Nossos rios e córregos

O sistema hídrico natural superficial do campus conta com pelo menos duas nascentes (olhos d’água), uma no Instituto de Física e outra no interior da reserva florestal da Biociências, cujas águas vão se depositar no pequeno lago em frente ao Instituto de Geociências, represado artificialmente durante a construção do campus, e que conta com sistema de controle de volume de água. A reserva florestal da Biociências contribui para acelerar a alteração das rochas e formação do solo no campus, devido a penetração das raízes no substrato, que facilita a percolação das águas superficiais.

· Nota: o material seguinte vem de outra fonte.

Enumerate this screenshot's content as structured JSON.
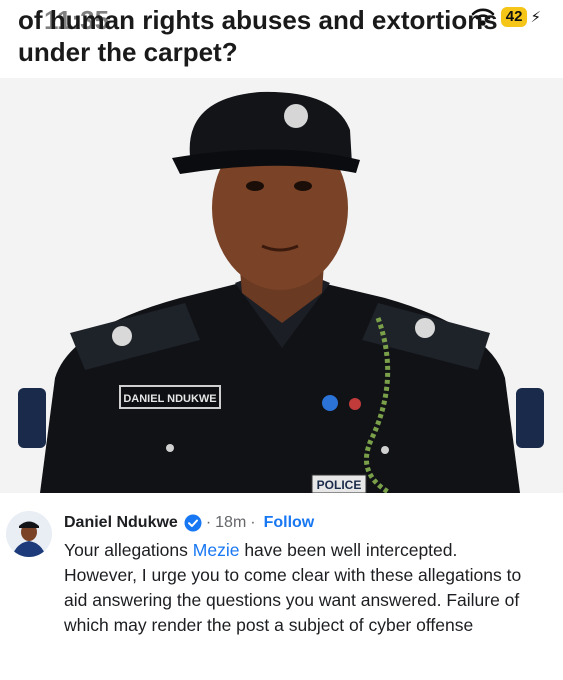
{
  "status_bar": {
    "time": "11:35",
    "battery": "42",
    "icons": [
      "wifi-icon",
      "battery-icon"
    ]
  },
  "headline": {
    "line1": "of human rights abuses and extortions",
    "line2": "under the carpet?"
  },
  "photo": {
    "name_tag": "DANIEL NDUKWE",
    "badge": "POLICE"
  },
  "comment": {
    "author": "Daniel Ndukwe",
    "verified_icon": "verified-badge-icon",
    "separator": "·",
    "time": "18m",
    "follow_label": "Follow",
    "text_before_mention": "Your allegations ",
    "mention": "Mezie",
    "text_after_mention": " have been well intercepted. However, I urge you to come clear with these allegations to aid answering the questions you want answered. Failure of which may render the post a subject of cyber offense"
  },
  "colors": {
    "link_blue": "#1877f2",
    "uniform": "#101216",
    "battery_yellow": "#f5c518"
  }
}
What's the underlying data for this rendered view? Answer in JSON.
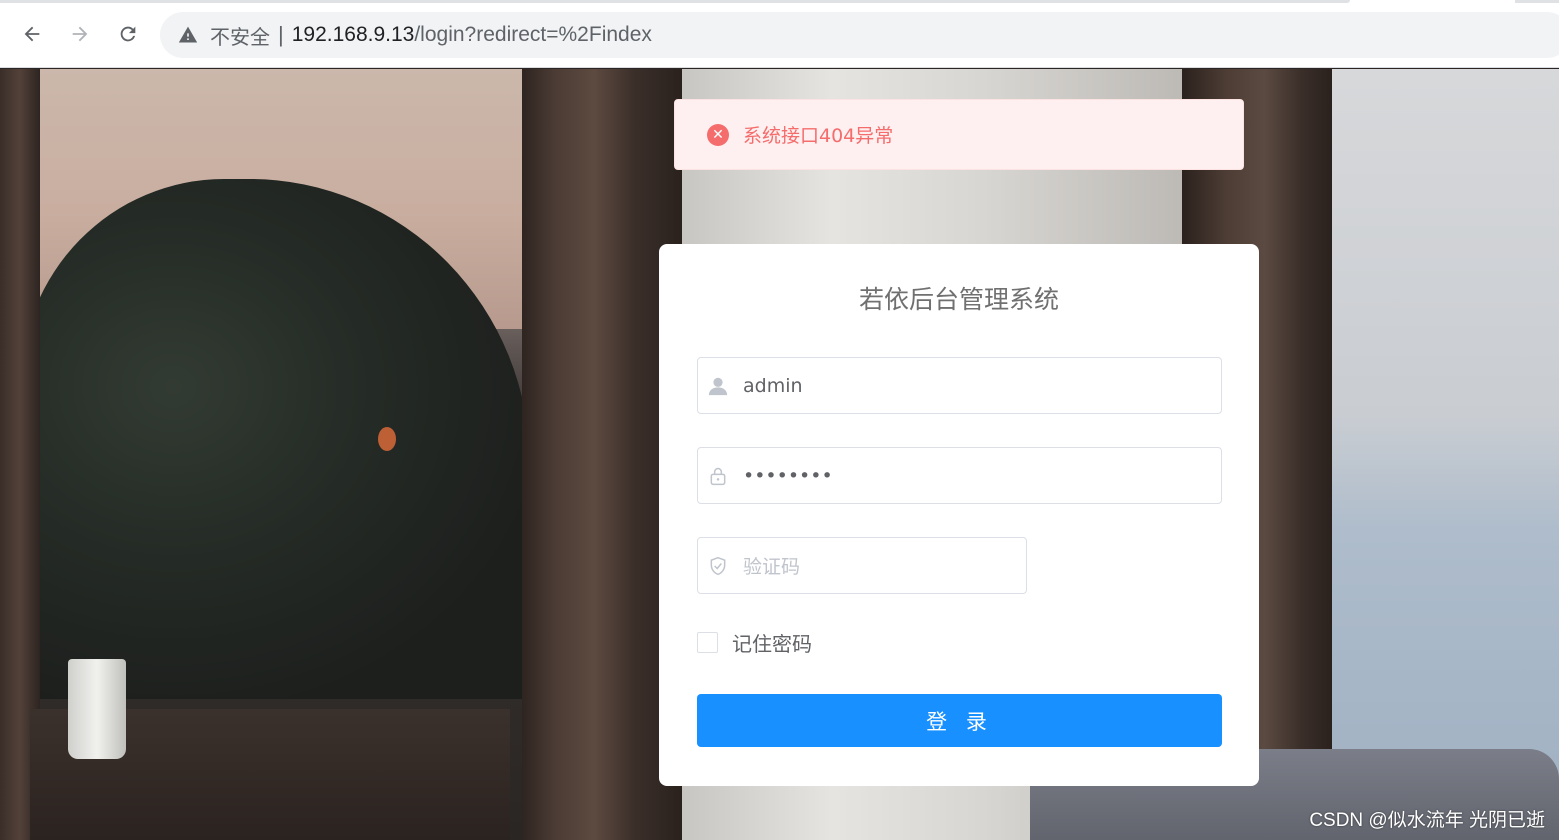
{
  "browser": {
    "insecure_label": "不安全",
    "separator": "|",
    "url_host": "192.168.9.13",
    "url_path": "/login?redirect=%2Findex"
  },
  "alert": {
    "message": "系统接口404异常",
    "color": "#f56c6c"
  },
  "login": {
    "title": "若依后台管理系统",
    "username_value": "admin",
    "password_value": "••••••••",
    "captcha_placeholder": "验证码",
    "remember_label": "记住密码",
    "submit_label": "登 录",
    "accent_color": "#1890ff"
  },
  "watermark": "CSDN @似水流年 光阴已逝"
}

Durante a construção da cidade universitária, muito material de solo foi remobilizado para aterrar/planificar parte do terreno. A área original do campus pertencia a uma antiga fazenda, em parte alagada, o que demandou a configuração de um sistema de drenagem. O canal do Tejo na área da Escola Politécnica foi construído para ajudar a escoar a água presente nas camadas sedimentares. A área da raia foi uma cava de extração de areia utilizada na construção do campus. Ao fim das obras, a raia foi naturalmente preenchida pelas águas da chuva.

Perfil esquemático do poço perfurado entre o IGc e a FAU, com a variação das camadas de rocha sedimentar e ígnea até a profundidade de 300 metros.